Das sind dann wieder tage wo ich den "Kermit"-Button suche

Applaus-Applaus-Applaus


----------



## Ralle (16 Mai 2009)

Du sagtest ja schon, der hat gleich im ersten Satz bewiesen, daß er keine Ahnung hat. Na ja nun hat er bewiesen, daß er nicht nur keine Ahnung hat, sondern auch noch ein Arschloch ist. Kann man das editieren von Beiträgen vielleicht vom Alter der Beiträge abhängig machen? Alles was älter als 1 Woche ist, kann nicht mehr editiert werden. Na ja, wenn es darum ginge, müßte man wohl dauernd neue Sachen in die Foren-Software einbauen.


----------



## Sockenralf (16 Mai 2009)

Hallo,

ICH WILL AUCH MITREDEN, ABER DER LINK LINKT IN`S LEERE 




MfG


----------



## Question_mark (17 Mai 2009)

*Dead Link*

Hallo,



			
				Sockenralf schrieb:
			
		

> ABER DER LINK LINKT IN`S LEERE



@Markus : Kannst Du den Link bitte korrigieren, damit wir wissen was Du uns mitteilen wolltest ???

Gruß

Question_mark


----------



## Markus (17 Mai 2009)

http://www.sps-forum.de/showthread.php?t=18820


http://www.sps-forum.de/showthread.php?t=12509


----------



## Question_mark (17 Mai 2009)

*Reg Dich nicht auf ...*

Hallo,

danke für die Korrektur der (des) Links. Du hast natürlich recht, ein recht seltsames Verhalten von Alex01 ...
Aber als Admin dieses Forums hast Du und wir (also die anderen Forenteilnehmer) schon andere Merkwürdigkeiten und Aufreger erlebt. 
Vielleicht ist es nur ein Student, der Fragen für Klausuren und und Praktikum gestellt hat. Und sich irgendwie darüber im klaren ist, dass manche Profs sich ganz gut im Internet auskennen (es gibt da eine ganze Menge, die mit Google und Yahoo umgehen können und irgendwie Ihre Praktikumaufgaben wiederfinden) 
Und der Google-Cache ist da recht behilflich, auch wenn die dusselige Tröte hier die Beiträge editiert hat.
Und im Jahre 2039 wird sich der Alex01 wieder hier im Forum anmelden und sich gewichtig als Dipl.Ing seit 2010 aufspielen  *ROFL*

Gruß

Question_mark


----------



## Homer79 (18 Mai 2009)

....mh habs so in etwa grad schreiben wollen, aber irgendwie wars doch weg

ich kann dich verstehen markus. ich finde viele fragensteller auch sehr komisch, weil viel auch einfach faulheit und halt andere sachen dahinter stehen. ich hab schon nicht viel ahnung von sps, ich versuche halt nur viel mitzulesen oder halt mich zu belesen. das diskussionslevel finde ich schon hier sehr sehr hoch imgegensatz zu anderen foren, die man so im www findet, zumal ich auch eigentlich nicht in anderen mitglied bin sondern die nur vom lesen her kenne...

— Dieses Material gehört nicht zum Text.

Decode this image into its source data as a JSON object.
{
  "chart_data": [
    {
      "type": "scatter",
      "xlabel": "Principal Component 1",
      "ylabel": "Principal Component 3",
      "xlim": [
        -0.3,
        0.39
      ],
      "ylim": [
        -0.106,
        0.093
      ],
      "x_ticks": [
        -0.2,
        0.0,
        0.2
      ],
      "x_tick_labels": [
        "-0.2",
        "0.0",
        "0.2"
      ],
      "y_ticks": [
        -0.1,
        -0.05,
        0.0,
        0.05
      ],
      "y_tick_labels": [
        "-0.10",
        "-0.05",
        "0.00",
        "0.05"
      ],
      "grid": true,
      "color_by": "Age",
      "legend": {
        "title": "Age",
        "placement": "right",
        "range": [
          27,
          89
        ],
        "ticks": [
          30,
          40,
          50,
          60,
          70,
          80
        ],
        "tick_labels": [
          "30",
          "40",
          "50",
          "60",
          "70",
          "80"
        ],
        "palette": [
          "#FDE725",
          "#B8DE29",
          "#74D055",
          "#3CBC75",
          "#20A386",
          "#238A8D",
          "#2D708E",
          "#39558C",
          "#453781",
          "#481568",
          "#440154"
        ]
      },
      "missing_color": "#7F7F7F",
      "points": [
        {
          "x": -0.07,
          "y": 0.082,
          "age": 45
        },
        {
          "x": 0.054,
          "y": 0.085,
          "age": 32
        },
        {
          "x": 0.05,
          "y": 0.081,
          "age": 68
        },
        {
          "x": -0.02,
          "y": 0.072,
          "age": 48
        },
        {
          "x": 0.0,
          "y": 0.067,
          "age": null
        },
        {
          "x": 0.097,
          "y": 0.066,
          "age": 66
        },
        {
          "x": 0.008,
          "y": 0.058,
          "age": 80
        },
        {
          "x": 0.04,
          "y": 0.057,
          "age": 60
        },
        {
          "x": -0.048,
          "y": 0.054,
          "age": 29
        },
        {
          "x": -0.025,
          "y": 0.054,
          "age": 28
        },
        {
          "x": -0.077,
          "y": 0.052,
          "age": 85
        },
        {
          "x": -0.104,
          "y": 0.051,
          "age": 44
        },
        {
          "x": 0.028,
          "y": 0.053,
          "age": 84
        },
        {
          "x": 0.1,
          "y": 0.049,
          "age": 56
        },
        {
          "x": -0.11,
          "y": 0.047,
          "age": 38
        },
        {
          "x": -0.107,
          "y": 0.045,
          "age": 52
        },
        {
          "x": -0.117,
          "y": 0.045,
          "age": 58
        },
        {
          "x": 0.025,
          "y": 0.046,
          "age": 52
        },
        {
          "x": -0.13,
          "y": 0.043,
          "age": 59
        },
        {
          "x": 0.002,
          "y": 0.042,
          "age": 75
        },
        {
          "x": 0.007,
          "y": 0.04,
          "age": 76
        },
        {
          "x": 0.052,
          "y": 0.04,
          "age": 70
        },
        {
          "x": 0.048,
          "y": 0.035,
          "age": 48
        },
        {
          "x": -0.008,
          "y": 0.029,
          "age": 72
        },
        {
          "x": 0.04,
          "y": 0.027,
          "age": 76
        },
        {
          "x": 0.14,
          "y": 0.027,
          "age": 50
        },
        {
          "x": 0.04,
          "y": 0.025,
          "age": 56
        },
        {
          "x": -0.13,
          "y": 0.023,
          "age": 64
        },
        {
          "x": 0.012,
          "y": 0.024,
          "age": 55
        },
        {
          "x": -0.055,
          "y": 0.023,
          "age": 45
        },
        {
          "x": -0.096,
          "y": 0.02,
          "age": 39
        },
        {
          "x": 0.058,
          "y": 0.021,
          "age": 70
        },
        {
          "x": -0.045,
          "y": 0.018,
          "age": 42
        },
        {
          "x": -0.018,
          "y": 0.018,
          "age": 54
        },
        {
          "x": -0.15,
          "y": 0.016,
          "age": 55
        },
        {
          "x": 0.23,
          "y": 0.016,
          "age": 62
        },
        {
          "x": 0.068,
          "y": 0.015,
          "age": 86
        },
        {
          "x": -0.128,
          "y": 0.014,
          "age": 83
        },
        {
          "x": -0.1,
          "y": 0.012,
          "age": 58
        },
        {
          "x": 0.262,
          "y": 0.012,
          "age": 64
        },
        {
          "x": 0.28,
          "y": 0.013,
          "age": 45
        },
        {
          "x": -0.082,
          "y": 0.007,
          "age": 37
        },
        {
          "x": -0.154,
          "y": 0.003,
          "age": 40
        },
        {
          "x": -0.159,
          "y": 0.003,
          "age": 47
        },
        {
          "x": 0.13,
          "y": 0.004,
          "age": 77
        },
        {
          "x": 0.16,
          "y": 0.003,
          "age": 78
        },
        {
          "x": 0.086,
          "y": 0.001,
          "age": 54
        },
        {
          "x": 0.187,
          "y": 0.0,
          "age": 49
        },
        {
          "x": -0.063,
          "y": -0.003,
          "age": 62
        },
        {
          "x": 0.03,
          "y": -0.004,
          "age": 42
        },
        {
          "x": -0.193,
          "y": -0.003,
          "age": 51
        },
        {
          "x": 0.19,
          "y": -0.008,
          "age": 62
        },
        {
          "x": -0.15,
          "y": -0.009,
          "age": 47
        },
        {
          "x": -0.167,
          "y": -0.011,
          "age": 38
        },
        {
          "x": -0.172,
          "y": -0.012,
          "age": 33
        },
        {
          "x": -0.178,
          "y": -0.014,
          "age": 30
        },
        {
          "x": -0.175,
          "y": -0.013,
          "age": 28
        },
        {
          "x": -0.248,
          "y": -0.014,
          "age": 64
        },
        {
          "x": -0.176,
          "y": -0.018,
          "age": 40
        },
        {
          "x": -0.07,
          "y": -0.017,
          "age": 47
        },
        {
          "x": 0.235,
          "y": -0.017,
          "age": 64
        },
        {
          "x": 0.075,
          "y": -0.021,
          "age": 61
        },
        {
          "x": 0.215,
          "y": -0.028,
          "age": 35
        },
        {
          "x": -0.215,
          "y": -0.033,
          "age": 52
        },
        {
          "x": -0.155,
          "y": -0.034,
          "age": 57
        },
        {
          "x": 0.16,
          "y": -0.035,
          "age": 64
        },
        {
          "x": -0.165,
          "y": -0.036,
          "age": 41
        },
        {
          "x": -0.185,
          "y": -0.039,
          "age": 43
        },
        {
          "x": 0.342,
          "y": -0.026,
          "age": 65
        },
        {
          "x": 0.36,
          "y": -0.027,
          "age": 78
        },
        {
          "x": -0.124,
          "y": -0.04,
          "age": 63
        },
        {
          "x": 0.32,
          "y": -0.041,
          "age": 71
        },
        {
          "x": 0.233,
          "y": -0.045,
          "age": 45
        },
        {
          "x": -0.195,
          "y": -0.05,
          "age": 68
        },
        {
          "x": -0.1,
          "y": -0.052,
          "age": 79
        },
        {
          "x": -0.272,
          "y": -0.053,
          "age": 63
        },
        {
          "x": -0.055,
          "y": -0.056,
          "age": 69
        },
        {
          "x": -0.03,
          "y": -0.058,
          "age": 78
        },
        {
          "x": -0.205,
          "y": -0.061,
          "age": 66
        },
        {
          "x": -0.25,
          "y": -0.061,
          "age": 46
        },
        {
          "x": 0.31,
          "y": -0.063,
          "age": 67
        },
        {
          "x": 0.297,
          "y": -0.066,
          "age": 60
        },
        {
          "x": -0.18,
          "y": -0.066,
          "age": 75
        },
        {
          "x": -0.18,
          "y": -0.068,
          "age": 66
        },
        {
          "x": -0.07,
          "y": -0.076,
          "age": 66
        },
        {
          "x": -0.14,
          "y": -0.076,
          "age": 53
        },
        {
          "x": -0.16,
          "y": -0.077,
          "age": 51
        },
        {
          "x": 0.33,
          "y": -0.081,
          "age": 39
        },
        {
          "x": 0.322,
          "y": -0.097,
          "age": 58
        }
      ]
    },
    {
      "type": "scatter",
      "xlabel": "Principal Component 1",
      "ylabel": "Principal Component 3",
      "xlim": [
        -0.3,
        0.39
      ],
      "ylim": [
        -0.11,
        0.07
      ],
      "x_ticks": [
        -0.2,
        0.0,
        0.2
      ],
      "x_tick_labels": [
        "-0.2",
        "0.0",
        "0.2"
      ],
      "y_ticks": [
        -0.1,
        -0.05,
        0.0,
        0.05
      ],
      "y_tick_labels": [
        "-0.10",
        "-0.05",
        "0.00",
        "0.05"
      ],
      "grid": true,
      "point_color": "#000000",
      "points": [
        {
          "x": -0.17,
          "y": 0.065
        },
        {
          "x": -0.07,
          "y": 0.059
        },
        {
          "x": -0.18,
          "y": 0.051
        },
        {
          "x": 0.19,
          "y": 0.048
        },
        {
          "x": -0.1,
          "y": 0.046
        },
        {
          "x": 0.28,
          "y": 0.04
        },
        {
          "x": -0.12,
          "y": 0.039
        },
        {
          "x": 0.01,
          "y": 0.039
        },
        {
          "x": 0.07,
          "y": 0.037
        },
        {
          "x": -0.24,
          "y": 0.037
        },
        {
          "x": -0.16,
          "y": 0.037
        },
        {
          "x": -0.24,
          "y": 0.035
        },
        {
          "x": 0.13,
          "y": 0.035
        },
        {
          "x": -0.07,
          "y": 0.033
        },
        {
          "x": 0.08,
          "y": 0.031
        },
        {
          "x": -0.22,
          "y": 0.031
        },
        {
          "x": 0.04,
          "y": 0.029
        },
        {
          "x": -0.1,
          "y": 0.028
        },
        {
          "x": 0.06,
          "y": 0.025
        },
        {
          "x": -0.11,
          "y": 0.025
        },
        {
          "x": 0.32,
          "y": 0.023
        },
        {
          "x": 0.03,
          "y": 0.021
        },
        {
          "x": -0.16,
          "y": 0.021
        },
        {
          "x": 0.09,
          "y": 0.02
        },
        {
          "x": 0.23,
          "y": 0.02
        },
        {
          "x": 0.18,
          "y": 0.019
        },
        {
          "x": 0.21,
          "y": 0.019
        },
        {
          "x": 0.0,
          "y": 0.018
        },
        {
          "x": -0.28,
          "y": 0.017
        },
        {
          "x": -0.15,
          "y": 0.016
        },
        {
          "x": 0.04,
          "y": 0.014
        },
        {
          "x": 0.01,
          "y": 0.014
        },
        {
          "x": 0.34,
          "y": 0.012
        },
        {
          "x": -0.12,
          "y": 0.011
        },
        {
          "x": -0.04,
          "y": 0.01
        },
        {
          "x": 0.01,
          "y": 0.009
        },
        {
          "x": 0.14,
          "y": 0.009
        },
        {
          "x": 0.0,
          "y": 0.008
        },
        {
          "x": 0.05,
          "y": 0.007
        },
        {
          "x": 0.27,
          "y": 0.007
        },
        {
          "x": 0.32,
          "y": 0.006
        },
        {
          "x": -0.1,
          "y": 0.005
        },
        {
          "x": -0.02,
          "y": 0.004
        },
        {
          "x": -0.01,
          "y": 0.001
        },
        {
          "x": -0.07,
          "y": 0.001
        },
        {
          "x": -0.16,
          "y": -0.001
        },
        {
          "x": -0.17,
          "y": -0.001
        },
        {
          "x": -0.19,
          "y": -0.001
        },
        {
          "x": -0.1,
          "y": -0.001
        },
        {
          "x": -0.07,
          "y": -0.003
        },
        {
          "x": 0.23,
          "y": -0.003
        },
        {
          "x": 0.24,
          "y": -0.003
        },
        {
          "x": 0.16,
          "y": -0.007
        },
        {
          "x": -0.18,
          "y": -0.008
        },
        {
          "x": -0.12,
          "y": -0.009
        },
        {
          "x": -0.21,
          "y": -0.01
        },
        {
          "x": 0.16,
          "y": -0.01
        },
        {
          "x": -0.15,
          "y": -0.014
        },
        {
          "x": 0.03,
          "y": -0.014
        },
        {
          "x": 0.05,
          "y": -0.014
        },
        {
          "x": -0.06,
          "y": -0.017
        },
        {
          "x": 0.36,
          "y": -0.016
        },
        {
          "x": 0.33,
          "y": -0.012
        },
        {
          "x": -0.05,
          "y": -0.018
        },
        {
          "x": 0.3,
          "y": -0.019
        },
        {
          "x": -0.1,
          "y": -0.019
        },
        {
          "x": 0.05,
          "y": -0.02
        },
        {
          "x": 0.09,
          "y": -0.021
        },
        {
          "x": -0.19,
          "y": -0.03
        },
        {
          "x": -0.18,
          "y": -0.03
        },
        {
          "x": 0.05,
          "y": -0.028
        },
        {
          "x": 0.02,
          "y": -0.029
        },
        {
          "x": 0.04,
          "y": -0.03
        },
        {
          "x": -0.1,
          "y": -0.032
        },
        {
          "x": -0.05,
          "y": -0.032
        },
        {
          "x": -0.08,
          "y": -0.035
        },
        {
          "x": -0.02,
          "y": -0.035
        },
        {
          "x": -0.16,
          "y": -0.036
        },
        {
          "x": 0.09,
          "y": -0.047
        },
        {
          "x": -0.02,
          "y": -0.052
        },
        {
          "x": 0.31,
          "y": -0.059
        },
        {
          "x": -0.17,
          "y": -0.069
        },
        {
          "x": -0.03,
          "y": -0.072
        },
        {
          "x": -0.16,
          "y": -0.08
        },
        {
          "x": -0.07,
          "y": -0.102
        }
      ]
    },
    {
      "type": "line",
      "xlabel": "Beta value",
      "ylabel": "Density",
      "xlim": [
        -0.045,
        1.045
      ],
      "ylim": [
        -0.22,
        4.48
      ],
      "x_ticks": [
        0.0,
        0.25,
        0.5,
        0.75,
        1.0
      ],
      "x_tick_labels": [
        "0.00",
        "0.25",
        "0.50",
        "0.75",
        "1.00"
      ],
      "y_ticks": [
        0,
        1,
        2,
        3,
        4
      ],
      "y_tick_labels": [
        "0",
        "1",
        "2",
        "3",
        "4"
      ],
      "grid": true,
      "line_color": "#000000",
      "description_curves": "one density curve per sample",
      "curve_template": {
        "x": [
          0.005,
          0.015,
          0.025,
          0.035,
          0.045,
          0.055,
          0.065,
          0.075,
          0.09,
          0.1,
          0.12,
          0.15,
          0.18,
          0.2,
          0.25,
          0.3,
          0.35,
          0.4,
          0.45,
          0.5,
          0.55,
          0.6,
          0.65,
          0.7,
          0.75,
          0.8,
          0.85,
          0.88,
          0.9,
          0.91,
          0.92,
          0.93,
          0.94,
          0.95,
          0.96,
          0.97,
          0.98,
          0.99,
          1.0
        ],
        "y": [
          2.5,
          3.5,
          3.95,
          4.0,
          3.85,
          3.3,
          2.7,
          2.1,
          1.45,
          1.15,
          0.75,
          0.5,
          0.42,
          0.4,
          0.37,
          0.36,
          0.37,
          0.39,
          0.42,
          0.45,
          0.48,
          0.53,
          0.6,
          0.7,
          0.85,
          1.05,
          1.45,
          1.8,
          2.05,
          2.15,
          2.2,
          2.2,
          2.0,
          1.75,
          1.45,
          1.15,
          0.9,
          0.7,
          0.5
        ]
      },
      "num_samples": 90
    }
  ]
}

naja...is halt bestimmt so und wird sich auch nie ändern...lass dich nich ärgern...die meisten schätzen das forum so wie du's(und die anderen) machst...


----------



## Ralle (18 Mai 2009)

Das ist halt ne Vollwurst, sowas gibt es immer wieder. Also ruhig bleiben.


----------



## Homer79 (18 Mai 2009)

@ralle
sehe ich eigentlich auch so, wollt halt markus nur aufbauen, wenn das überhaupt notwendig ist...


----------



## e4sy (28 Mai 2009)

[scherz]
zwei ganz einfache gründe:

1) know-how-schutz 

2) er will sich seine (vllt für ihn schon peinlichen) fragen später nicht vorhalten lassen müssen, also quasi datenschutz... gibt doch mittlerweile ganze argenturen die für dich das internet aufräumen und all deine "sünden" verwischen... 
[/scherz]


----------



## Mike369 (28 Mai 2009)

@Homer79
Denk nicht das das nötig ist ihn aufzubauen..Den er ist "MARKUS"

M = Mächtig
A = Ausergewöhnlich
R = Raffiniert
K = Kollegial
U = Überdurchschnittlich
S = Sau-Geil

Sorry das ich das so schreib aber mal ernsthaft Markus ist Supi als Admin...
Ohne Markus wär das Forum nicht "Das Forum"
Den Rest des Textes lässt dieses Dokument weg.